Last updated on 16th July 2024
Apache Hive provides a SQL-like interface to query data built on top of Apache Hadoop, and allows Hadoop users to extract this data for further analysis with ease and at scale. The Simudyne SDK (as of version 2.4) allows user to specify the output of their data to be stored in Hive tables in a Parquet format.
The Simudyne SDK will not export to Hive by default. To enable, set the value of the config field core.hive-export.enabled
in the SimudyneSDK.properties
file to true.
You must also set core.hive-export-path=hive2://localhost:10000/default
changing the localhost and port as required. The default refers to the table the data will be populated too.
Also required are the fields core.export.username
and core.export.password
in order for authentication to the Hive server to be completed.
Furthermore, there are two additional details both for local Parquet and Hive output that a user may wish to change. These are core.data-export.generic-flush
and core.data-export.values-flush
. These typically would be the same values (the option to change is left to the user for altering default export or custom channels) and refers to how many records will be outputting to a single file, or in the case of Hive how many entries are sent in a single query.
As the underlying format of the Hive output is the same as a local parquet output, please refer to (Parquet Data Export.) for more information on the difference between Batch and Scenario runs, and how to group by different structures. Note this will create parquet output to your Hive table in the same manner.
By default Agent and Link data is not serialised, and so not output to parquet. This is to reduce the amount of data being held in memory when sending the batch results to the console. If the data is being output to parquet and does not need to be viewed on the console, the in memory data storage can be turned off allowing the Simudyne SDK to export Agent and Link data to parquet as well as the general Model data. This is done by setting the config field core.return-data
to false
.
For large model runs that produce a lot of data, setting this config field to false will also reduce the amount of memory being held by the simulation, which can help avoid potential OutOfMemory exceptions and improve the efficiency of the model.
If the data does not need to be displayed on the console, but Agent and Link data is not needed, the config fields core-abm.serialize.agents
and core-abm.serialize.links
should be set to false, to avoid generating uncessary data.
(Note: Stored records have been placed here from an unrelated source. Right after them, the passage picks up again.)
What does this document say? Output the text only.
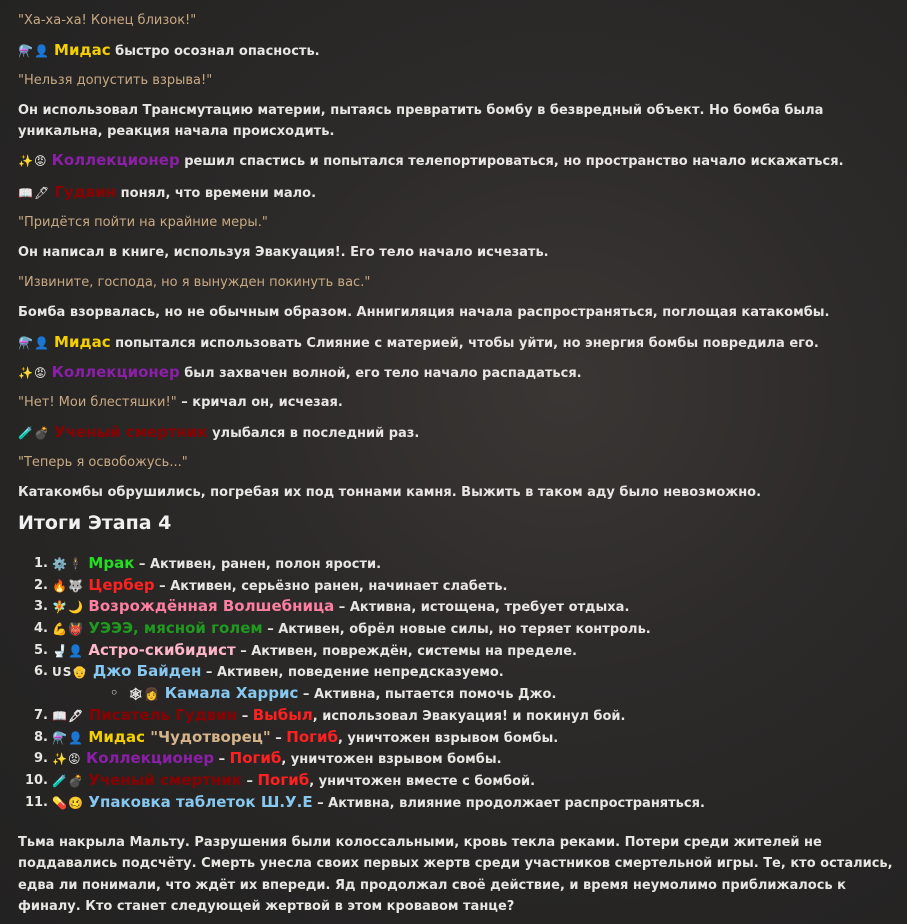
"Ха-ха-ха! Конец близок!"

⚗️👤 Мидас быстро осознал опасность.

"Нельзя допустить взрыва!"

Он использовал Трансмутацию материи, пытаясь превратить бомбу в безвредный объект. Но бомба была уникальна, реакция начала происходить.

✨😡 Коллекционер решил спастись и попытался телепортироваться, но пространство начало искажаться.

📖🖋 Гудвин понял, что времени мало.

"Придётся пойти на крайние меры."

Он написал в книге, используя Эвакуация!. Его тело начало исчезать.

"Извините, господа, но я вынужден покинуть вас."

Бомба взорвалась, но не обычным образом. Аннигиляция начала распространяться, поглощая катакомбы.

⚗️👤 Мидас попытался использовать Слияние с материей, чтобы уйти, но энергия бомбы повредила его.

✨😡 Коллекционер был захвачен волной, его тело начало распадаться.

"Нет! Мои блестяшки!" – кричал он, исчезая.

🧪💣 Ученый смертник улыбался в последний раз.

"Теперь я освобожусь..."

Катакомбы обрушились, погребая их под тоннами камня. Выжить в таком аду было невозможно.

Итоги Этапа 4
1. ⚙️🕴 Мрак – Активен, ранен, полон ярости.
2. 🔥🐺 Цербер – Активен, серьёзно ранен, начинает слабеть.
3. 🧚🌙 Возрождённая Волшебница – Активна, истощена, требует отдыха.
4. 💪👹 УЭЭЭ, мясной голем – Активен, обрёл новые силы, но теряет контроль.
5. 🚽👤 Астро-скибидист – Активен, повреждён, системы на пределе.
6. US👴 Джо Байден – Активен, поведение непредсказуемо.
◦ 🕸👩 Камала Харрис – Активна, пытается помочь Джо.
7. 📖🖋 Писатель Гудвин – Выбыл, использовал Эвакуация! и покинул бой.
8. ⚗️👤 Мидас "Чудотворец" – Погиб, уничтожен взрывом бомбы.
9. ✨😡 Коллекционер – Погиб, уничтожен взрывом бомбы.
10. 🧪💣 Ученый смертник – Погиб, уничтожен вместе с бомбой.
11. 💊🥴 Упаковка таблеток Ш.У.Е – Активна, влияние продолжает распространяться.

Тьма накрыла Мальту. Разрушения были колоссальными, кровь текла реками. Потери среди жителей не поддавались подсчёту. Смерть унесла своих первых жертв среди участников смертельной игры. Те, кто остались, едва ли понимали, что ждёт их впереди. Яд продолжал своё действие, и время неумолимо приближалось к финалу. Кто станет следующей жертвой в этом кровавом танце?
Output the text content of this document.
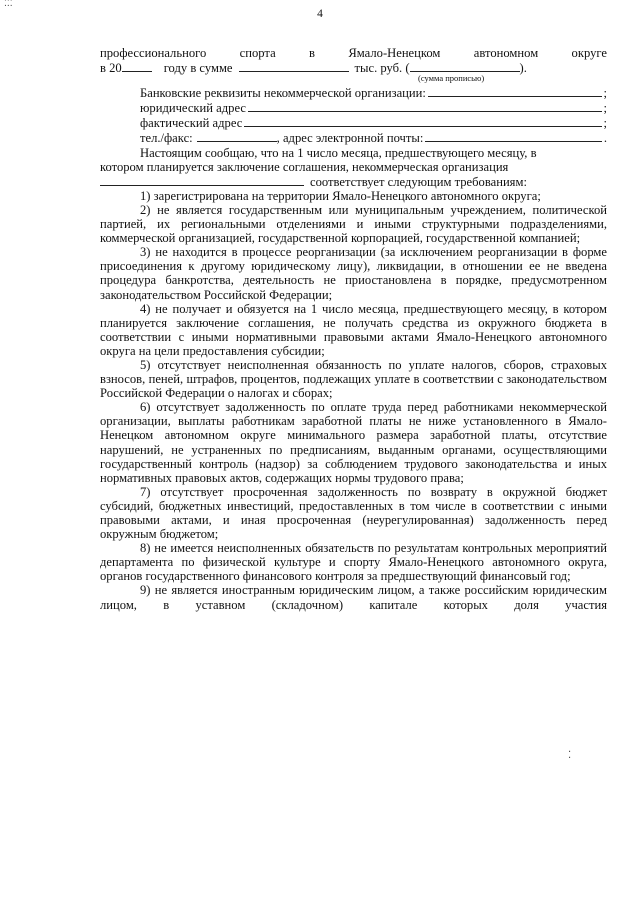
⁚⁚⁚
4

профессионального	спорта	в	Ямало-Ненецком	автономном	округе

в 20	году в сумме	тыс. руб. (	).
(сумма прописью)
Банковские реквизиты некоммерческой организации:	;
юридический адрес	;
фактический адрес	;
тел./факс:	, адрес электронной почты:	.

Настоящим сообщаю, что на 1 число месяца, предшествующего месяцу, в

котором планируется заключение соглашения, некоммерческая организация

соответствует следующим требованиям:

1) зарегистрирована на территории Ямало-Ненецкого автономного округа;

2) не является государственным или муниципальным учреждением, политической партией, их региональными отделениями и иными структурными подразделениями, коммерческой организацией, государственной корпорацией, государственной компанией;

3) не находится в процессе реорганизации (за исключением реорганизации в форме присоединения к другому юридическому лицу), ликвидации, в отношении ее не введена процедура банкротства, деятельность не приостановлена в порядке, предусмотренном законодательством Российской Федерации;

4) не получает и обязуется на 1 число месяца, предшествующего месяцу, в котором планируется заключение соглашения, не получать средства из окружного бюджета в соответствии с иными нормативными правовыми актами Ямало-Ненецкого автономного округа на цели предоставления субсидии;

5) отсутствует неисполненная обязанность по уплате налогов, сборов, страховых взносов, пеней, штрафов, процентов, подлежащих уплате в соответствии с законодательством Российской Федерации о налогах и сборах;

6) отсутствует задолженность по оплате труда перед работниками некоммерческой организации, выплаты работникам заработной платы не ниже установленного в Ямало-Ненецком автономном округе минимального размера заработной платы, отсутствие нарушений, не устраненных по предписаниям, выданным органами, осуществляющими государственный контроль (надзор) за соблюдением трудового законодательства и иных нормативных правовых актов, содержащих нормы трудового права;

7) отсутствует просроченная задолженность по возврату в окружной бюджет субсидий, бюджетных инвестиций, предоставленных в том числе в соответствии с иными правовыми актами, и иная просроченная (неурегулированная) задолженность перед окружным бюджетом;

8) не имеется неисполненных обязательств по результатам контрольных мероприятий департамента по физической культуре и спорту Ямало-Ненецкого автономного округа, органов государственного финансового контроля за предшествующий финансовый год;

9) не является иностранным юридическим лицом, а также российским юридическим лицом, в уставном (складочном) капитале которых доля участия

⁚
While a defualt values exists for core.data-export.generic-flush
and core.data-export.values-flush
, control of these values is handed to users as differences in model output and machine performance can differ vastly. Effectively, this flush is what will exist in memory before being written to a file or sent to a Hive Query.
While increasing this value will result in less files (subsequent files are created with the same name/run structure but with an _n
value appended allowing further commands/scripts to either parse or combine these files) it will directly affect memory.
As memory tends to be a bottleneck for larger scale simulations, you should adjust this value if you are having either failed batch runs, or are encountering issues where GC overhead limits are encountered.